Ésimésac s'inscrit dans la continuité de l'oeuvre fantastique et ludique du conteur de Saint-Élie-de-Caxton, mais il sera néanmoins très différent du premier film, Babine. Il a un côté plus tragique, estime Luc Picard.

«Au départ, quand Fred est arrivé avec cette histoire-là, ce qui est venu me chercher, c'est la fin, se remémore le cinéaste. Ça parle du fait que pour s'en sortir, comme société, il faut se tenir les coudes serrés, et que l'individualisme ne mène ni au succès, ni au bonheur.»

Le personnage qui porte l'histoire a donné son nom au film. Ésimésac est celui qui, dans Babine, était depuis 22 ans dans le ventre de sa mère, Mme Gélinas (Marie Brassard).

Même s'il est né avec un handicap - il ne projette pas d'ombre -, il tentera de s'imposer comme l'homme fort du village et fera tout en son pouvoir pour sauver le village de Saint-Élie-de-Caxton et ses habitants, qui crèvent de faim.

«C'est une métaphore sur l'ego, sur le fait de vouloir être un sauveur, mettons. Moi et Fred, on a vraiment de la misère à raconter l'histoire! Pourtant, elle se tient «au boutte'!»

Pour la seconde fois en autant d'occasions, Luc Picard a offert le rôle principal à un jeune comédien peu connu du public. Un choix qui n'est pas délibéré, mais plutôt instinctif, affirme le réalisateur.

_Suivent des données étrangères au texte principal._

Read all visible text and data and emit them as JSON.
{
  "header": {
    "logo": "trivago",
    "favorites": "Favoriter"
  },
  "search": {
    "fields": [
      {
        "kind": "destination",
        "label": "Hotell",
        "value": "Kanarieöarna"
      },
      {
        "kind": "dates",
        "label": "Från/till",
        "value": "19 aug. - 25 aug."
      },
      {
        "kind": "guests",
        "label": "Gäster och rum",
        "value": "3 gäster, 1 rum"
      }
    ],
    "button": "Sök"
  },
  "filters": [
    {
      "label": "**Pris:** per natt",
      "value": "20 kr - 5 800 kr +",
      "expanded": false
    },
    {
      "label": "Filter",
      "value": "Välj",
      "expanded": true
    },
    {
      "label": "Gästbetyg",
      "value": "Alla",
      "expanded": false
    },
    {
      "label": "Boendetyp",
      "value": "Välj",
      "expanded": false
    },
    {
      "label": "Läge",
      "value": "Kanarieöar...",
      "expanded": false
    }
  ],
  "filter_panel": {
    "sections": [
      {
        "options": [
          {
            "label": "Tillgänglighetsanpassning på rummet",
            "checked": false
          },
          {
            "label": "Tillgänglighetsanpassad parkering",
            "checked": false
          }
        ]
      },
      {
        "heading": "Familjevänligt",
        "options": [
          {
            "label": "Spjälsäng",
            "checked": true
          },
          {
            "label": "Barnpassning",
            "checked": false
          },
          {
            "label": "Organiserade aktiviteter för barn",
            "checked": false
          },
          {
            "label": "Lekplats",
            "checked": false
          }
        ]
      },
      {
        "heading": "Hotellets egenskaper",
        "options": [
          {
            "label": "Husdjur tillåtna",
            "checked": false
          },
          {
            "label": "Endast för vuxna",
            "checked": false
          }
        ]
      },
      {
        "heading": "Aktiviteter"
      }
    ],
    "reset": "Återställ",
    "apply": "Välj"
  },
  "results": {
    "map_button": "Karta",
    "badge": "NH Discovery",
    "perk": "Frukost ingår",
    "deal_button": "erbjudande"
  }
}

«Ce n'est pas un principe. Je me réserve tout le temps l'opportunité d'essayer de trouver quelqu'un qu'on connaît peut-être moins ou pas du tout, mais si ça se trouve qu'une personne qu'on connaît m'inspire et qui semble correspondre au personnage, je ne vais pas m'empêcher non plus.»

Chez Nicola-Frank Vachon, qui a décroché le rôle de l'homme fort du village, ce n'est pas le tonus musculaire qui a attiré son attention, mais plutôt la puissance du regard.

«J'ai opté pour un gars qui a l'air assez pur, explique-t-il. Plus j'avançais dans la distribution, plus je me disais que ça me prenait des yeux vraiment transparents, quelque chose de candide, et je l'ai trouvé avec Nicola.»

Il également recruté une jeune fille qui, à l'époque, n'avait pas encore deux mises en nomination à son actif - une «petite grande actrice», dira-t-il au sujet de Sophie Nélisse, que l'on a vue dans le film Monsieur Lazhar.

«Elle est extraordinaire. Moi, elle me jette à terre, cette petite fille-là. Bon, ils me jettent tous à terre, mais mettons que j'ai un petit coin spécial dans mon coeur pour Sophie», admet-il.

La finaliste des prix Génie et Jutra incarne la petite soeur de Marie, la seule fille de la famille Gélinas, l'un des pivots du long métrage, précise Luc Picard, qui a de nouveau concilié réalisation et interprétation sur le plateau de tournage, comme il l'avait fait dans Babine.

Cela représente évidemment une imposante charge de travail, mais le plaisir qu'en retire le cinéaste compense largement les efforts investis, en plus de lui permettre de poser un regard différent sur son oeuvre.

«C'est con à dire, mais ça me détend un peu! C'est comme si j'arrêtais d'être «coach» et que je sautais sur la glace. En même temps, ça m'aide à être proche des comédiens, parce que je joue avec eux.»

Une rigueur militaire est toutefois de mise pour mener à bon port ce film doté d'un budget de 6,7 millions $.

Et si, à première vue, un tel budget peut sembler assez intéressant pour un film québécois, le cadre financier n'était pas aisé à respecter dans le cas d'Ésimésac, expose Luc Picard. «Il fallait construire un village au complet à l'extérieur, il y a des effets spéciaux et beaucoup de séquences de groupe. Ces séquences-là coûtent cher parce que tous les acteurs sont sur le plateau en même temps.»

Derrière sa lentille, Luc Picard dit rechercher l'honnêteté, la vérité et la simplicité. Et même s'il est moins présent au petit et au grand écran depuis qu'il s'est lancé dans la réalisation, en 2005, avec L'audition, il n'est pas question pour lui de faire une croix sur le jeu.

«J'adore la réalisation, mais mon premier métier, c'est de jouer. Depuis cinq ans, peut-être que les gens me voient plus comme un réalisateur, mais je m'ennuie un peu de jouer des fois. J'ai encore le feu sacré. C'est mon premier amour, je ne perdrai jamais ça.»

La date de sortie en salles du long métrage Ésimésac, coscénarisé par Fred Pellerin et Luc Picard, n'est pas encore fixée, mais le film devrait prendre les salles d'assaut à l'automne si tout se déroule comme prévu.

En attendant, Luc Picard travaillera sur une deuxième version d'un scénario de film sur lequel il planche depuis quelques mois.